Daren stared at her. So did all the others.

“We should not be casting blame at this time,” began proper, petite Nedu. “The lord sorcerer is ill.”

“And whose fault is that?” Urshila planted her fists against her hips. “His pride and his need to prove himself in his new position led him to do something the gods themselves would hesitate to do, and look what he has accomplished. We will be without his strength for days.”

“What would you have him do?” croaked Luden. His eyes were still bright in his wizened face. How old was he? Twice her age? Three times? “We are vulnerable here.”

“We are vulnerable everywhere.” Urshila tried to collect herself. This would not do. “We have been scattered to the four winds, our most powerful tools are lost or locked away in chests, for which we do not even have the keys anymore.” She glowered at the nearest box locked with silver and magic. “This thing finds us not only unready but jostling each other for pride and position in a brand-new court.”

“I ask again, Mistress Urshila, what would you have him, have us, do?” Luden spread his hands. “We are as we are, and this thing comes, whether we like our circumstances or not. Would you have us remake its cage? Excellent. Where is that knowledge please?”

Urshila’s mouth hardened into a straight line. Luden’s criticism was a fair one, if wholly unwelcome.

“We must destroy it,” she heard herself say, as if from a long way off.

The statement was greeted with absolute silence, except for the rasping breath of the lord sorcerer.

“Not enough power …” he gasped. “Never be enough …”

“There might be, my lord.” Urshila straightened her back and met the eyes of her compatriots. “The Vixen has informed Bridget Lederle that the daughter she thought lost is still alive. That daughter is a third-generation sorcerer. With such power as she will possess at our command, we will have enough. Bridget wishes to find her daughter. Let me recommend she be allowed to do so. While she is gone, we can find the knowledge to put the power of that child to use.”
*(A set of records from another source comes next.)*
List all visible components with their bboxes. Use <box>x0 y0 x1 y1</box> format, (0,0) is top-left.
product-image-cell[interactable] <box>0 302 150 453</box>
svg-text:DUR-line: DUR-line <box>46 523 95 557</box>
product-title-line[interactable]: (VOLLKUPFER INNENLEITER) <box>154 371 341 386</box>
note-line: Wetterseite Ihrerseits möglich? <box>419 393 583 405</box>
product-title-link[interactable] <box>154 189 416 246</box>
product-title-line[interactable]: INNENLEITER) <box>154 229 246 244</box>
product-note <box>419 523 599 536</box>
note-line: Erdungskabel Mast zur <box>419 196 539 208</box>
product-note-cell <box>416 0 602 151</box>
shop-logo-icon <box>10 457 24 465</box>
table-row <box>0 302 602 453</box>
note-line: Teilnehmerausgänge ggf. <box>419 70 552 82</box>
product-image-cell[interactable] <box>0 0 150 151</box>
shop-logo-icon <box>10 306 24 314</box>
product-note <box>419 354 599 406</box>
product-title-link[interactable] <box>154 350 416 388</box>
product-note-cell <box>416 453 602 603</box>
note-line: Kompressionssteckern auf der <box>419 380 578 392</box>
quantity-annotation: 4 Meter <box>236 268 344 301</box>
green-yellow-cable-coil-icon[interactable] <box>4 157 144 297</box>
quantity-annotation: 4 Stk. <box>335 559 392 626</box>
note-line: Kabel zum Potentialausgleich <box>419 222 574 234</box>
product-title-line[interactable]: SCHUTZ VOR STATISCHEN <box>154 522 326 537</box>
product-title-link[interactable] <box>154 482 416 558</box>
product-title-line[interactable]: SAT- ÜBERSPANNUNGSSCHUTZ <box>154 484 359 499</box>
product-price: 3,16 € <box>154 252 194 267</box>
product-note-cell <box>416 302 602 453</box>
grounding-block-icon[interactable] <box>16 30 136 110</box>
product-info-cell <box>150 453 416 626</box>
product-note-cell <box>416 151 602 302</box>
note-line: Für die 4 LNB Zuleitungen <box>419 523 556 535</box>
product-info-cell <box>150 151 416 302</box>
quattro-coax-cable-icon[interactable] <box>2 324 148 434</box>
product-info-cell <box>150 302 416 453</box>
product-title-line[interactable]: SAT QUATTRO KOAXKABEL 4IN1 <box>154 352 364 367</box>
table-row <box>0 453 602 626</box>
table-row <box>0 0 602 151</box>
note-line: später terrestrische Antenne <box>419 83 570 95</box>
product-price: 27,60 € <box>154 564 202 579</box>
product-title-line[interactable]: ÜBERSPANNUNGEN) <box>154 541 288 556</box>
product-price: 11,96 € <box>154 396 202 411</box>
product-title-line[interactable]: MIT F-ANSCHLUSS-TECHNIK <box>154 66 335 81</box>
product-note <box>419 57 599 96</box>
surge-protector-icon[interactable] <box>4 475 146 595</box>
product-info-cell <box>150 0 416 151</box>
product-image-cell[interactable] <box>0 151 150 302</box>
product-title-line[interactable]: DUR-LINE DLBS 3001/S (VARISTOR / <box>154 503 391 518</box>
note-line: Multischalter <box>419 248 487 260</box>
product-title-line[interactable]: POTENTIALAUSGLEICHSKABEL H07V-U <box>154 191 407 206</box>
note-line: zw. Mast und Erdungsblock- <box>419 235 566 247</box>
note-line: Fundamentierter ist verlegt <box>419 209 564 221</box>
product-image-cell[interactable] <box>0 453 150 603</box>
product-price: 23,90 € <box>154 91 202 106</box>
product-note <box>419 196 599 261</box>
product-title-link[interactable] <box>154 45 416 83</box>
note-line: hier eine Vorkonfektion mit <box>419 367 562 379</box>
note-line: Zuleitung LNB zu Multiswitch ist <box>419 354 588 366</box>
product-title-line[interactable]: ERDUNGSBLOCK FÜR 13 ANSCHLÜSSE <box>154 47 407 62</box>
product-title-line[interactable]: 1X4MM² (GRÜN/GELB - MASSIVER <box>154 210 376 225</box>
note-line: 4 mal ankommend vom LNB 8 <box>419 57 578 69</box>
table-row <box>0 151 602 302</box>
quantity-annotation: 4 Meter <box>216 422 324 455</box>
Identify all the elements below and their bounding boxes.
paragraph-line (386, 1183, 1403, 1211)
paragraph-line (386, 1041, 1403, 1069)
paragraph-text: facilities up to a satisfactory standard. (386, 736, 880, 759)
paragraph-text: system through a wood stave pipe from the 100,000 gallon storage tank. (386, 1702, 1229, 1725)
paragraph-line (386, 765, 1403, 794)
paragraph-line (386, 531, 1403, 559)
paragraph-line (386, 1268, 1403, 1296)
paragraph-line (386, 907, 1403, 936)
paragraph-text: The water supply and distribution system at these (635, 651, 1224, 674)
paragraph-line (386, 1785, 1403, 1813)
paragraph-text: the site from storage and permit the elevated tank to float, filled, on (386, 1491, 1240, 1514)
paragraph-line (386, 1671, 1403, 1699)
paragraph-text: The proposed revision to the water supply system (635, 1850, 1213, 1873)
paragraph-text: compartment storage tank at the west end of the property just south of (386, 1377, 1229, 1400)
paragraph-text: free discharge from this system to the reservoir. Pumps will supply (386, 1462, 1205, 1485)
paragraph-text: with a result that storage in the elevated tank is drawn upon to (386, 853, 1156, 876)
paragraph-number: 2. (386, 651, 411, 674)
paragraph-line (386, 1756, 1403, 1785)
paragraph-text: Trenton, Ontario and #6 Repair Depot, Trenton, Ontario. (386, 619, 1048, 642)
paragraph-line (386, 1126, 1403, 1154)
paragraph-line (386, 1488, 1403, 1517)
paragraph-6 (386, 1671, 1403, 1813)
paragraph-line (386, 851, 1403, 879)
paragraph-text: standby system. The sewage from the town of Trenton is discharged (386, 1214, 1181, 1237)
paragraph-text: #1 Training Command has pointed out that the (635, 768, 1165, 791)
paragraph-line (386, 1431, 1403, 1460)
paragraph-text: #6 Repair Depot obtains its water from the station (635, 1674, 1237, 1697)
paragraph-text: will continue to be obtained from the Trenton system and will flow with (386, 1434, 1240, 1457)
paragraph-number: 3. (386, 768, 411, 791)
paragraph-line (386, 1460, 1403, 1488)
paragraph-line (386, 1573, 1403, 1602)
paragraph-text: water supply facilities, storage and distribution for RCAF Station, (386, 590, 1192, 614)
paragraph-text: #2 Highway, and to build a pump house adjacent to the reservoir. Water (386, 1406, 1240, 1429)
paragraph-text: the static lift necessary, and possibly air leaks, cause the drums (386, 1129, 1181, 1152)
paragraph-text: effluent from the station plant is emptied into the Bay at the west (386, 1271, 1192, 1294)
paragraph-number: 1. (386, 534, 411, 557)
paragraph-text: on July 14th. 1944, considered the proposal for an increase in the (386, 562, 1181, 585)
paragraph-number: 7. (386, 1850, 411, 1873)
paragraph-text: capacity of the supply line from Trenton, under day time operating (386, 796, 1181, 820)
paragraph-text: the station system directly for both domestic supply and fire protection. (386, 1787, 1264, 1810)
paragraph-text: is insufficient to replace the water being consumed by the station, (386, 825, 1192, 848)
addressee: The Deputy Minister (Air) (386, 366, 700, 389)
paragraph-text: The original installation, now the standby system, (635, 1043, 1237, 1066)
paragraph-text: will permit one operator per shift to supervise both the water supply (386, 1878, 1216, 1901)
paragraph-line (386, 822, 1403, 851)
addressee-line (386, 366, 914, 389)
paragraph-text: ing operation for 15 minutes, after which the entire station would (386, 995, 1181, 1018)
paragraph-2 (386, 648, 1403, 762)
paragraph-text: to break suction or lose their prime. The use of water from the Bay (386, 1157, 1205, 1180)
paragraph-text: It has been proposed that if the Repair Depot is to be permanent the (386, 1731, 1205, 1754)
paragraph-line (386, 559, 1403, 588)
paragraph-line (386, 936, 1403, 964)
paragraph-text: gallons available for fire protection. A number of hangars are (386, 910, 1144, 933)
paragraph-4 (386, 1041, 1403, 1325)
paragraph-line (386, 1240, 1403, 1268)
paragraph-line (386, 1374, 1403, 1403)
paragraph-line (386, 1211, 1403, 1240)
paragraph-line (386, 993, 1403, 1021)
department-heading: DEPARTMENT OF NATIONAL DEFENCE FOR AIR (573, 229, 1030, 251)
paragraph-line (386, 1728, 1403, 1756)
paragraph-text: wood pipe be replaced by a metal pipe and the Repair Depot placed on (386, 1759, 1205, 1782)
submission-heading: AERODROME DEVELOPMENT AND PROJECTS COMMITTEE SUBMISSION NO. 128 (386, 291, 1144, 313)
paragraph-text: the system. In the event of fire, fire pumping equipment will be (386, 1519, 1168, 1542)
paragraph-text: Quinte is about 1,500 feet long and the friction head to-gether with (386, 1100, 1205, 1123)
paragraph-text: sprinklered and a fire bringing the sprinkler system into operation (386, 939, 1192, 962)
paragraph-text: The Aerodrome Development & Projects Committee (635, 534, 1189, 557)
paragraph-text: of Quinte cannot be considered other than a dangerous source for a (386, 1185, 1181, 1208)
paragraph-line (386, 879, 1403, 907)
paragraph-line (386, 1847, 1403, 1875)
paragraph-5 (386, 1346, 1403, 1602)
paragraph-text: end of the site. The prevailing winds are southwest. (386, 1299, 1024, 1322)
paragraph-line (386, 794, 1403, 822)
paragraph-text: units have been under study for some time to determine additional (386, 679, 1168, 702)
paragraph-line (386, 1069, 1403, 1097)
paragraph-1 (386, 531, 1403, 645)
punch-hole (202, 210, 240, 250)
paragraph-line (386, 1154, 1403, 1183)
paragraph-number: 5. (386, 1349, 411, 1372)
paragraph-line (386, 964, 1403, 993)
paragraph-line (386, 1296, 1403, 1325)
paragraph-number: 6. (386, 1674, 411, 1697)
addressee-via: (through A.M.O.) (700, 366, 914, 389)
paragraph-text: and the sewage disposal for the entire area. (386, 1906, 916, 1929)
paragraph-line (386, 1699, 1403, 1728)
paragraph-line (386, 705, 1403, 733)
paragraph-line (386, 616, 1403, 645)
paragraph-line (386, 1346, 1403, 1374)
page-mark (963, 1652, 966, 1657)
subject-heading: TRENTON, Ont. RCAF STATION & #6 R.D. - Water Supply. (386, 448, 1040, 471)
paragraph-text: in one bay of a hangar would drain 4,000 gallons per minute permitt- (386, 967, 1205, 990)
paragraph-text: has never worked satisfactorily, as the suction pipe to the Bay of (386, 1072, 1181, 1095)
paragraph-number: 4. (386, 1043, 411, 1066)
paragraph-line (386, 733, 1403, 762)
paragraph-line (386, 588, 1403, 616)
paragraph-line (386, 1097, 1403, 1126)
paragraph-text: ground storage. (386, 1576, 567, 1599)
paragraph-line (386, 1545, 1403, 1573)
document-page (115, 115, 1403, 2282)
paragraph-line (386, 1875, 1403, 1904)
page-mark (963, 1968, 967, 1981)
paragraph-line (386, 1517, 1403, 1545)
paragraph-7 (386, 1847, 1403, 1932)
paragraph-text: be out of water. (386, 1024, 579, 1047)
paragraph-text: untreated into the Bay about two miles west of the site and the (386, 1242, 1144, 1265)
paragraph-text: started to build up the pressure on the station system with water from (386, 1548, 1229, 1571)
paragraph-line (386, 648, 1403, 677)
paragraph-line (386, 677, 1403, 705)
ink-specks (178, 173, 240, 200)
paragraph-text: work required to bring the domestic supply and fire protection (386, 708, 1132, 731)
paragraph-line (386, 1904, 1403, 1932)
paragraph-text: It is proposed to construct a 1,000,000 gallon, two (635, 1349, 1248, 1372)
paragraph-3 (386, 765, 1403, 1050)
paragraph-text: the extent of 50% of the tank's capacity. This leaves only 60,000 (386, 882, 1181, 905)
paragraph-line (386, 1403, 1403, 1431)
Vyshemir help me if I am wrong
, she thought as she watched them take in the possibilities.
But, oh, Vyshemir help me if I am right, for I am offering up the life of a child to try to save such a meaningless thing as an empire
.

It had taken a life to cage the Firebird. How much more would it take to destroy it?

Oh, Vyshemir, help us all
.

Senja Palo, who had masked herself many years ago with the
murhata
name of Samona, hobbled across the muddy work yard. Each step brought muck oozing up through the loose soles of her shoes, adding to the filth already caked on her feet. She entered the scullery with its blast of heat and stink, and shrugged the yoke off her shoulders. She grabbed up one of the buckets that she’d filled from the canal and lugged it across the kitchen. Preparations for the midday meal were proceeding in their usual frenzy of banging, clattering, thumping, and shouting. No one spared a moment for one old woman with a bucket of water. Let her finish whatever her errand happened to be and give her another when her bucket was empty.